The Kiss of Deception is a rather deceptive book. I thought I would read an epic fantasy set in a strange land with a runaway princess, a jilted prince, and an assassin. What I read was an epic fantasy set in a strange land with a runaway princess, a jilted prince, and an assassin, but events didn't unfold in ways I expected. I didn't take into account the threads of something far more secret and sinister twisting their way through this book, appearing here and there like random drops.
Lia is filled with worries and dreams, she worries about an upcoming future she doesn't want and dreams of something different. She is First Daughter to a king and queen, but beyond that she is nothing. She's valuable as a thing, as something to be traded, to be won, but she has no value. She is existing but not living. She is there to be their game piece, to move how they tell her to, to serve them. To play their game. But then she runs away, making a decision, making the decision that will change her life and everyone else's.
The chapters narrated by the prince and the assassin were interesting in that they added mystery to the book, and to Lia's running away and finding a new place to belong to. When you're on the run you never know who's chasing you, and here are glimpses into who they are, where they're from, and what their motives are. It isn't long until their names are revealed, but it's longer until a name is matched to a role. And I was surprised to discover that I'd guessed wrong as to who was who.

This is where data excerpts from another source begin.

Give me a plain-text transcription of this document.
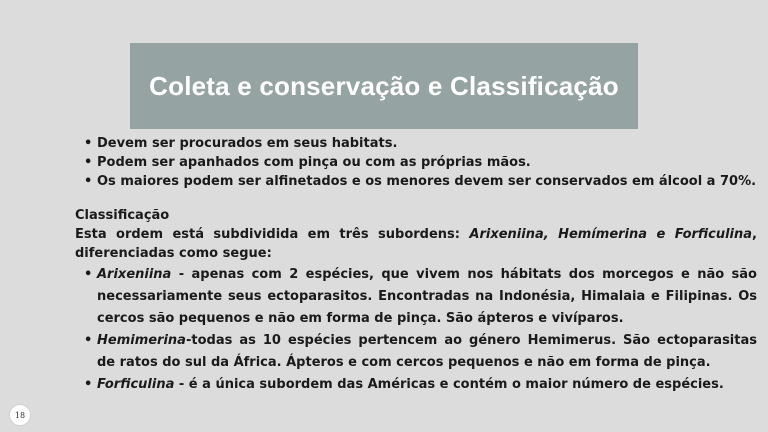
Coleta e conservação e Classificação
• Devem ser procurados em seus habitats.
• Podem ser apanhados com pinça ou com as próprias mãos.
• Os maiores podem ser alfinetados e os menores devem ser conservados em álcool a 70%.
Classificação
Esta ordem está subdividida em três subordens: Arixeniina, Hemímerina e Forficulina, diferenciadas como segue:
• Arixeniina - apenas com 2 espécies, que vivem nos hábitats dos morcegos e não são necessariamente seus ectoparasitos. Encontradas na Indonésia, Himalaia e Filipinas. Os cercos são pequenos e não em forma de pinça. São ápteros e vivíparos.
• Hemimerina-todas as 10 espécies pertencem ao género Hemimerus. São ectoparasitas de ratos do sul da África. Ápteros e com cercos pequenos e não em forma de pinça.
• Forficulina - é a única subordem das Américas e contém o maior número de espécies.
18
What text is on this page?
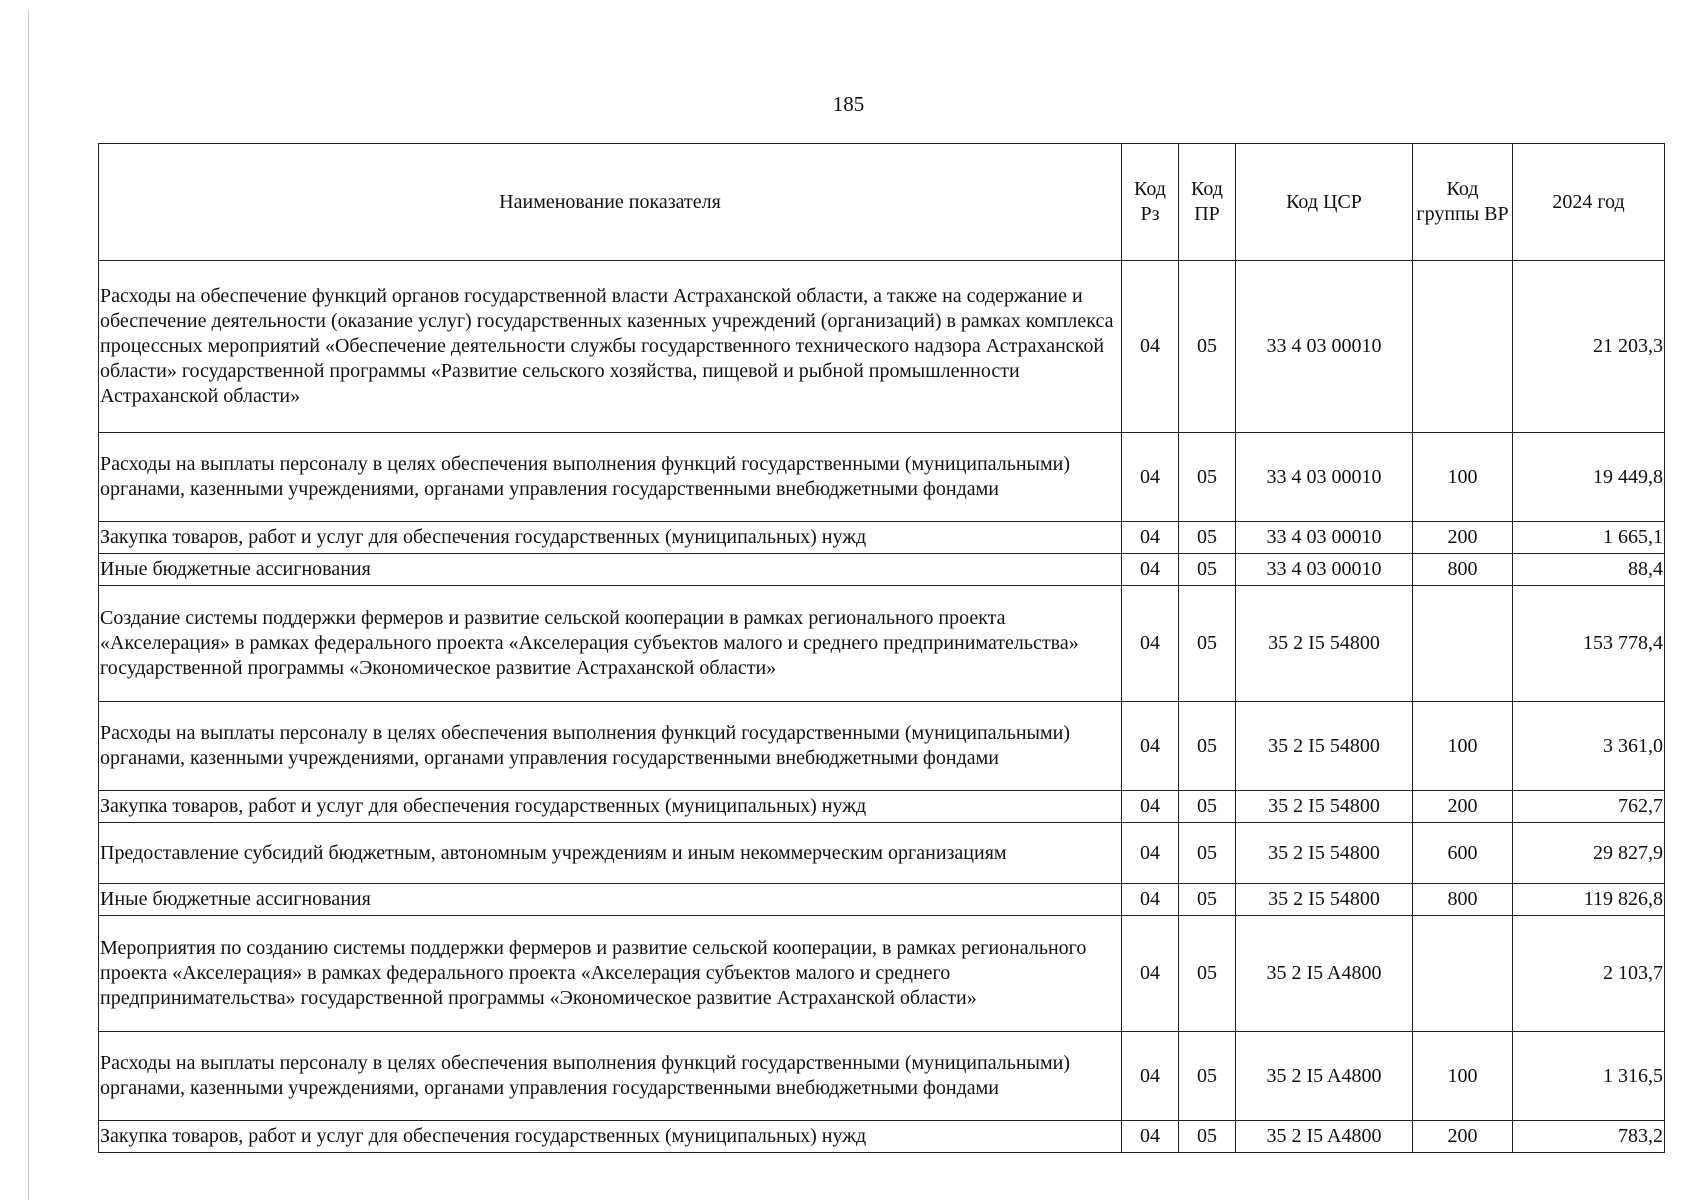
185
Наименование показателя	Код Рз	Код ПР	Код ЦСР	Код группы ВР	2024 год
Расходы на обеспечение функций органов государственной власти Астраханской области, а также на содержание и обеспечение деятельности (оказание услуг) государственных казенных учреждений (организаций) в рамках комплекса процессных мероприятий «Обеспечение деятельности службы государственного технического надзора Астраханской области» государственной программы «Развитие сельского хозяйства, пищевой и рыбной промышленности Астраханской области»	04	05	33 4 03 00010		21 203,3
Расходы на выплаты персоналу в целях обеспечения выполнения функций государственными (муниципальными) органами, казенными учреждениями, органами управления государственными внебюджетными фондами	04	05	33 4 03 00010	100	19 449,8
Закупка товаров, работ и услуг для обеспечения государственных (муниципальных) нужд	04	05	33 4 03 00010	200	1 665,1
Иные бюджетные ассигнования	04	05	33 4 03 00010	800	88,4
Создание системы поддержки фермеров и развитие сельской кооперации в рамках регионального проекта «Акселерация» в рамках федерального проекта «Акселерация субъектов малого и среднего предпринимательства» государственной программы «Экономическое развитие Астраханской области»	04	05	35 2 I5 54800		153 778,4
Расходы на выплаты персоналу в целях обеспечения выполнения функций государственными (муниципальными) органами, казенными учреждениями, органами управления государственными внебюджетными фондами	04	05	35 2 I5 54800	100	3 361,0
Закупка товаров, работ и услуг для обеспечения государственных (муниципальных) нужд	04	05	35 2 I5 54800	200	762,7
Предоставление субсидий бюджетным, автономным учреждениям и иным некоммерческим организациям	04	05	35 2 I5 54800	600	29 827,9
Иные бюджетные ассигнования	04	05	35 2 I5 54800	800	119 826,8
Мероприятия по созданию системы поддержки фермеров и развитие сельской кооперации, в рамках регионального проекта «Акселерация» в рамках федерального проекта «Акселерация субъектов малого и среднего предпринимательства» государственной программы «Экономическое развитие Астраханской области»	04	05	35 2 I5 A4800		2 103,7
Расходы на выплаты персоналу в целях обеспечения выполнения функций государственными (муниципальными) органами, казенными учреждениями, органами управления государственными внебюджетными фондами	04	05	35 2 I5 A4800	100	1 316,5
Закупка товаров, работ и услуг для обеспечения государственных (муниципальных) нужд	04	05	35 2 I5 A4800	200	783,2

Like with most epic fantasy, I was intrigued by the world created here. So familiar with its kingdoms, its small towns, its feuds, its hidden legends. So familiar that I was bored at the beginning. A princess and her hatred of her station and impending political marriage is nothing new. And in terms of the romance I went in extremely wary of the prospect of a love triangle, then I was okay, and by the end I was wary again. But not as wary.

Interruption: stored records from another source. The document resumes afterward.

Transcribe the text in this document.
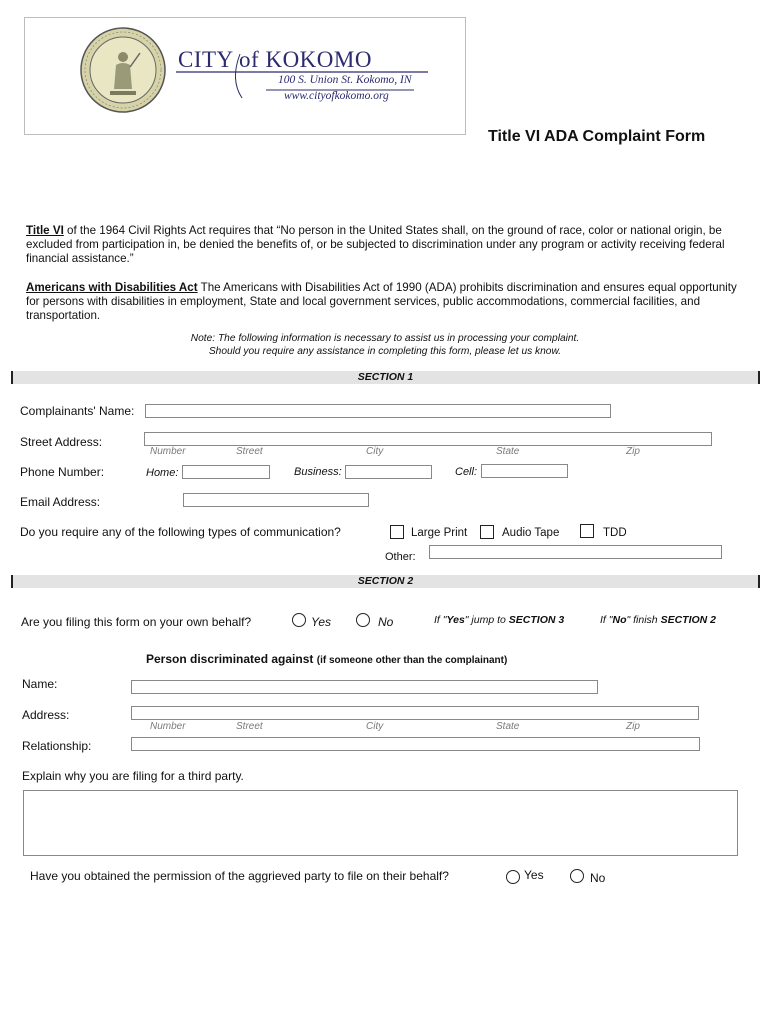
CITY of KOKOMO
100 S. Union St. Kokomo, IN
www.cityofkokomo.org
Title VI ADA Complaint Form

Title VI of the 1964 Civil Rights Act requires that “No person in the United States shall, on the ground of race, color or national origin, be excluded from participation in, be denied the benefits of, or be subjected to discrimination under any program or activity receiving federal financial assistance.”

Americans with Disabilities Act The Americans with Disabilities Act of 1990 (ADA) prohibits discrimination and ensures equal opportunity for persons with disabilities in employment, State and local government services, public accommodations, commercial facilities, and transportation.

Note: The following information is necessary to assist us in processing your complaint.
Should you require any assistance in completing this form, please let us know.
SECTION 1
Complainants' Name:
Street Address:
Number	Street	City	State	Zip
Phone Number:	Home:	Business:	Cell:
Email Address:
Do you require any of the following types of communication?	Large Print	Audio Tape	TDD
Other:
SECTION 2
Are you filing this form on your own behalf?	Yes	No	If "Yes" jump to SECTION 3	If "No" finish SECTION 2
Person discriminated against (if someone other than the complainant)
Name:
Address:
Number	Street	City	State	Zip
Relationship:
Explain why you are filing for a third party.
Have you obtained the permission of the aggrieved party to file on their behalf?	Yes	No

What makes this different is who she becomes over the course of the book, what she learns about the world she thought she knew and about herself. There is a moment when she realizes that, when she finally becomes someone, and that almost made the boring beginning worth it. Of course, the book ends with so many questions left unanswered, so many small secrets suddenly revealed and then left behind when the book returns to the main story. In the end I did enjoy this, so I'm looking forward to the next two books of the trilogy.
(I received an e-galley of this title to review from Macmillan through Raincoast Books.)